Outdoor environmental education in Sweden

Liljeholmen College, located on the banks of a charming lake close to Rimforsa, was an ideal setting for a Comenius course for teachers about outdoor environmental education, held in August. Situated in the South of Sweden, Rimforsa is in an area...

Liljeholmen College, located on the banks of a charming lake close to Rimforsa, was an ideal setting for a Comenius course for teachers about outdoor environmental education, held in August. Situated in the South of Sweden, Rimforsa is in an area surrounded by lakes, meadows, pastures and forests, with observable cultural impacts from the Stone Age to contemporary urbanisation.

The objectives of the course were to work with the outdoor environment as a classroom and teaching media in a cross-cultural perspective.

Research indicates that the most creative environments for learning, developing motor skills and concentration, are unstructured green and variable environments. To increase motivation, outdoor environment education is supplementing the classroom situations with the "extended classroom". In this respect, the playground, school yard, nature, culture, and society itself become as important a learning environment as classrooms. The approach of outdoor environmental education becomes knowledge as an activity.

Sustainable learning must increase hands on and minds on pedagogical activities that visualise and clarify our relations with the landscape. The body and mind have to meet the Earth ("the soul in the soil perspective") to contribute towards a sustainable community and develop a more environmentally conscious attitude towards land use.

Moreover, recent studies point to evidence that more dynamic learning environments and daily physical activity promote health and prevent diseases such as diabetes, obesity, bone-weakness and stress syndrome.

Finally, the ultimate goal of outdoor environmental education and ecological learning is to develop students' awareness and concern about the whole ecosystem and its associated problems.

Outdoor environmental education develops knowledge, attitudes and skills across the whole curriculum - it is knowledge about the environment, developing skills through going out in the environment, which in turn, creates the caring attitudes needed for the environment.

Thirty-eight teachers from 14 European Union member states, including Malta, represented by Marie Louise Asciak (teacher at St Dorothy's Convent School, Zebbug) participated in this course.
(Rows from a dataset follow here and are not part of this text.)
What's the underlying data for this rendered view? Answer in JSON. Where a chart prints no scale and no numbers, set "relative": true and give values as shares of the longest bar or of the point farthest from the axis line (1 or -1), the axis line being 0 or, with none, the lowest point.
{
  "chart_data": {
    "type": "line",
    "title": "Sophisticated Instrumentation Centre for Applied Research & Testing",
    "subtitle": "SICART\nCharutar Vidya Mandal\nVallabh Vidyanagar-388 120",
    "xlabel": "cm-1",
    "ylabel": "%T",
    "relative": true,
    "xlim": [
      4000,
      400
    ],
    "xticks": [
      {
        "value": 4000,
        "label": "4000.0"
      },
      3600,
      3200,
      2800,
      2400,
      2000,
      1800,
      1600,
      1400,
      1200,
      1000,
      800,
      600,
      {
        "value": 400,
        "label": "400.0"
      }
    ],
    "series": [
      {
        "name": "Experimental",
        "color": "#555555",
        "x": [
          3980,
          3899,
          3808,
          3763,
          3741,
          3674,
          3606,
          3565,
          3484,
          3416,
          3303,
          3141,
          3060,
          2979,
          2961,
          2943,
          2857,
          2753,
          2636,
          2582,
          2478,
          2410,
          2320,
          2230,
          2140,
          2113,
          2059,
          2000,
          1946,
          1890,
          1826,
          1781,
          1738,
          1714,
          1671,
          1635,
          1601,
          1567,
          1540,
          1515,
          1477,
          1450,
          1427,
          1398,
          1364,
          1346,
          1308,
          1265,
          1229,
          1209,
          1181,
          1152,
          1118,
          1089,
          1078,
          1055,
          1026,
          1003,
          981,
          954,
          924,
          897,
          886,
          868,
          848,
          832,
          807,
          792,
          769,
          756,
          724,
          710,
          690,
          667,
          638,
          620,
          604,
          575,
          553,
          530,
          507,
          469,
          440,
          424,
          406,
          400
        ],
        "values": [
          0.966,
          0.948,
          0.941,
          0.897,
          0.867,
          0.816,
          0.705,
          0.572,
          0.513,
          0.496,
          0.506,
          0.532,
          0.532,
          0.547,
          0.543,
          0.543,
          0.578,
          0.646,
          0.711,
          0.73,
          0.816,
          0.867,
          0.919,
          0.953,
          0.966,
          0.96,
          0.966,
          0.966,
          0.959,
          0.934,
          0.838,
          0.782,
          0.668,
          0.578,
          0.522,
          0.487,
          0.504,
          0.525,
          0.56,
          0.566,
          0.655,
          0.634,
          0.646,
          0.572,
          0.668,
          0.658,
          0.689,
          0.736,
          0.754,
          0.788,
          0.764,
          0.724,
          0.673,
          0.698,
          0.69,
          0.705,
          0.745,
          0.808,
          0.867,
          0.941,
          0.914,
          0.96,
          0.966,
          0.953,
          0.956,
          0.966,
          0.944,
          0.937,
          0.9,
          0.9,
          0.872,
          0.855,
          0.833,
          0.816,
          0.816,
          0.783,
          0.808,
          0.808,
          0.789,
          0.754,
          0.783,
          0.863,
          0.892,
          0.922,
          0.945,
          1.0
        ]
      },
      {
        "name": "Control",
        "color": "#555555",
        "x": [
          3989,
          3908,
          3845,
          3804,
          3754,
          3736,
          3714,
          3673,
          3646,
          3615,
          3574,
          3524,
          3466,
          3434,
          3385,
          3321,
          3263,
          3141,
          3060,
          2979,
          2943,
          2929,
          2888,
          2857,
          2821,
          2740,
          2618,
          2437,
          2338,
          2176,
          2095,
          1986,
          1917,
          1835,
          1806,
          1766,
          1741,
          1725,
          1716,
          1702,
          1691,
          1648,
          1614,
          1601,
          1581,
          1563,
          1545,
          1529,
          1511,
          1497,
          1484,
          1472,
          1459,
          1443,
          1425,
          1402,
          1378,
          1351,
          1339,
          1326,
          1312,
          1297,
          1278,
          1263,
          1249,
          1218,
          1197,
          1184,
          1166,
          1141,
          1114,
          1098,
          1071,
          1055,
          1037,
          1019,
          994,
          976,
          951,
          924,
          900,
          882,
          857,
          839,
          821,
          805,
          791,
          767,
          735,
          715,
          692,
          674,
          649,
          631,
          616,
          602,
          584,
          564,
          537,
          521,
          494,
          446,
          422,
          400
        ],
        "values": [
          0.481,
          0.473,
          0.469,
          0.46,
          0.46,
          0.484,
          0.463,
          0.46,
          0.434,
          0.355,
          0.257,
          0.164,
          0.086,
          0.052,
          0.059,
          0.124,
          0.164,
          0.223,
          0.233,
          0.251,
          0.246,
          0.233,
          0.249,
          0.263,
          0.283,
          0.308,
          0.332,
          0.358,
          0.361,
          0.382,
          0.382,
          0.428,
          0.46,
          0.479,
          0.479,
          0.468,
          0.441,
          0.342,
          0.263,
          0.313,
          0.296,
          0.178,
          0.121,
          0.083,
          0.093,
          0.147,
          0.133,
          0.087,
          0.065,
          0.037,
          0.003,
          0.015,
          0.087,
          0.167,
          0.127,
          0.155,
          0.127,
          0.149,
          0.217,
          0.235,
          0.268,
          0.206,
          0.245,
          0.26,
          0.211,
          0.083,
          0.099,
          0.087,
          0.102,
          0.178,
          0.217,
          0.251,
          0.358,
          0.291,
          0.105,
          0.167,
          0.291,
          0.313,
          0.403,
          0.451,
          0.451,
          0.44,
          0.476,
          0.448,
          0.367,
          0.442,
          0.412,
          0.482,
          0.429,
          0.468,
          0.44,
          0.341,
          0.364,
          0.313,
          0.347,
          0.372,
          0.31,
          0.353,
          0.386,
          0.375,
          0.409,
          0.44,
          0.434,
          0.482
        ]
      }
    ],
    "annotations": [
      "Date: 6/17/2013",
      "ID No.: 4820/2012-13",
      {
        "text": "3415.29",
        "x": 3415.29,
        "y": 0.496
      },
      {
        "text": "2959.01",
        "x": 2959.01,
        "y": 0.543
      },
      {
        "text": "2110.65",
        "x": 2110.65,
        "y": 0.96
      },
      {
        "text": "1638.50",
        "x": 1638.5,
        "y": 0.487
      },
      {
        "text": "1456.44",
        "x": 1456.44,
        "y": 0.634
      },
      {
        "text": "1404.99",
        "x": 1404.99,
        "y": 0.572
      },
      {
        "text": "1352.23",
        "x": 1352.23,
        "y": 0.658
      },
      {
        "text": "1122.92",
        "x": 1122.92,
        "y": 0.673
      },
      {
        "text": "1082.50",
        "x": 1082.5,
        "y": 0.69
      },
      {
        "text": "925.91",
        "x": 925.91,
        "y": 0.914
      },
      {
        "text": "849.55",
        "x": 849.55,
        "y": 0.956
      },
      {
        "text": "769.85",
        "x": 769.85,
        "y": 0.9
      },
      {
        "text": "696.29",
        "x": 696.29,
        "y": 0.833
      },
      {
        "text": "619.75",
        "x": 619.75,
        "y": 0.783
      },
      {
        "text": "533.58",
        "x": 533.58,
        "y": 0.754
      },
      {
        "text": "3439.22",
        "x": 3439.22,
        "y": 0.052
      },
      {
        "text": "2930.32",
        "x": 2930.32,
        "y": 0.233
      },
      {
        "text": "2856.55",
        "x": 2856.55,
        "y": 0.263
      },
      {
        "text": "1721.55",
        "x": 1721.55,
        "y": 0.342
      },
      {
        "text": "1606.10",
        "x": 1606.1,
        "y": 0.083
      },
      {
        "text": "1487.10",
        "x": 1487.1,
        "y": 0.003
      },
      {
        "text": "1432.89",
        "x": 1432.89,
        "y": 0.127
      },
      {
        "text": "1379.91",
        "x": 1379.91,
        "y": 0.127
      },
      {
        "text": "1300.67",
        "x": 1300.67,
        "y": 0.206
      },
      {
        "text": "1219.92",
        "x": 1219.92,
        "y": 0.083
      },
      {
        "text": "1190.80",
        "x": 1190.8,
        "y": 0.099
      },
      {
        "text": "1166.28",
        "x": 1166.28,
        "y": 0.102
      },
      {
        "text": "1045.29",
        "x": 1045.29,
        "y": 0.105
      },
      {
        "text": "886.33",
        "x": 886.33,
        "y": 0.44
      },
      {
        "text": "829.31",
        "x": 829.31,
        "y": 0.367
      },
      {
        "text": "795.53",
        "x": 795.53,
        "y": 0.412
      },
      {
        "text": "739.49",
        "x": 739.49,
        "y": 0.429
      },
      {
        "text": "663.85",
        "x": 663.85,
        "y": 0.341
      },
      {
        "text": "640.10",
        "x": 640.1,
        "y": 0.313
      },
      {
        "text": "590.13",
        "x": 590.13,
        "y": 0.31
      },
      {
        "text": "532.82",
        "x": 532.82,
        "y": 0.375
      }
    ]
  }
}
The activities ranged from lectures on the theoretical aspects of Outdoor Education to physical activities such as trekking in forests, exploring caves, canoeing and cooking outdoors using "the larder of nature".

Finally, the teachers visited two schools, one in a rural setting at Bjorfors, and another in an urban setting at Kisa, where they could see for themselves various outdoor experiential classes taking place.

Moreover, thanks to this course, which could only be possible through Comenius funding, teachers coming from different school systems could exchange ideas and create a network that would serve not only to foster international understanding but also to create school partnerships working on specific outdoor experiential learning projects.